I2. rdd set running=true wait returns success before Lima applies template/backend changes Codex¶

cmd/rdd/set.go

//
// TODO: changes that trigger a VM restart without changing "running" (e.g.
// containerEngine.name alone) are still not waited on. A dedicated
// "Reconciled" condition on App would let the CLI detect when the full
// reconcile chain has settled for any property change.
func waitForDesiredState(ctx context.Context, config *rest.Config, properties map[string]string, timeout time.Duration, minGen int64) error {
	runningVal, ok := properties["running"]
	if !ok {
		return nil
	}

	ctx, cancel := context.WithTimeout(ctx, timeout)
	defer cancel()

	if runningVal == "true" {
		logrus.Info("Waiting for container engine to be ready")
		return watchCondition(ctx, config, func(obj *unstructured.Unstructured) bool {
			status, gen, present := conditionInfo(obj, "ContainerEngineReady")
			return present && gen >= minGen && status == metav1.ConditionTrue
		})
	}
	logrus.Info("Waiting for the VM to stop")
	return watchCondition(ctx, config, func(obj *unstructured.Unstructured) bool {
		// Running absent means the VM was never started (nothing to
		// wait for). Otherwise wait until the condition is refreshed
		// with our generation and reports a non-True status.
		status, gen, present := conditionInfo(obj, "Running")
		if !present {
			return true
		}
		return gen >= minGen && status != metav1.ConditionTrue
	})
}

// watchCondition watches the App singleton until the supplied predicate
// returns true or the context expires. It uses watchtools.UntilWithSync
// so benign watch-channel closures (API server timeouts, proxy
// disconnects, resource-version compaction) re-list transparently

The new wait path treats ContainerEngineReady as the completion signal for every running=true command. But engine_reconciler.go:184-186 re-asserts ContainerEngineReady=True/Connected on every steady-state reconcile solely to advance observedGeneration, with a comment explicitly stating that this "is the only place that stamps the new generation into ContainerEngineReady, and rdd set's wait predicate depends on it".

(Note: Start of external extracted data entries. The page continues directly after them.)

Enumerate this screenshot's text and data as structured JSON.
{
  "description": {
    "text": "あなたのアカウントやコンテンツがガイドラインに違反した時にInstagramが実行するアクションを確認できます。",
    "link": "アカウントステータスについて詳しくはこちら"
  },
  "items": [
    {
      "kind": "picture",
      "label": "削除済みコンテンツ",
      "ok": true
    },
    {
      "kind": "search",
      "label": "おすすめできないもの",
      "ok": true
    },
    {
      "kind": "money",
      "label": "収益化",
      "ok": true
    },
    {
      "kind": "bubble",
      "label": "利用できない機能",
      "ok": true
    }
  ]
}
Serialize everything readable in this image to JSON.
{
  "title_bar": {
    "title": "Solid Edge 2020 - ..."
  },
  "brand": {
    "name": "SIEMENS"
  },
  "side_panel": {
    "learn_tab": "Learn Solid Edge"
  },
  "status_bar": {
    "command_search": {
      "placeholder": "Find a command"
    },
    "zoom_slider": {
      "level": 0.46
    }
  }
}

pkg/controllers/app/engine/controllers/engine_reconciler.go

	// running=true kubernetes.enabled=true` from an already-running App),
	// this is the only place that stamps the new generation into
	// ContainerEngineReady, and rdd set's wait predicate depends on it.
	// setEngineCondition no-ops when nothing changed, so the extra call
	// is free on stable reconciles.
	if err := r.setEngineCondition(ctx, &app, metav1.ConditionTrue, "Connected", "Container engine synced"); err != nil {
		return ctrl.Result{}, err
	}

	// reconcileContainerSpecs + processFinalizers each issue one or more
	// List() calls across every mirrored object on every reconcile, and
	// every Container/Image/Volume watch event triggers a reconcile via
	// SetupWithManager below. Cost is therefore O(N) per child event.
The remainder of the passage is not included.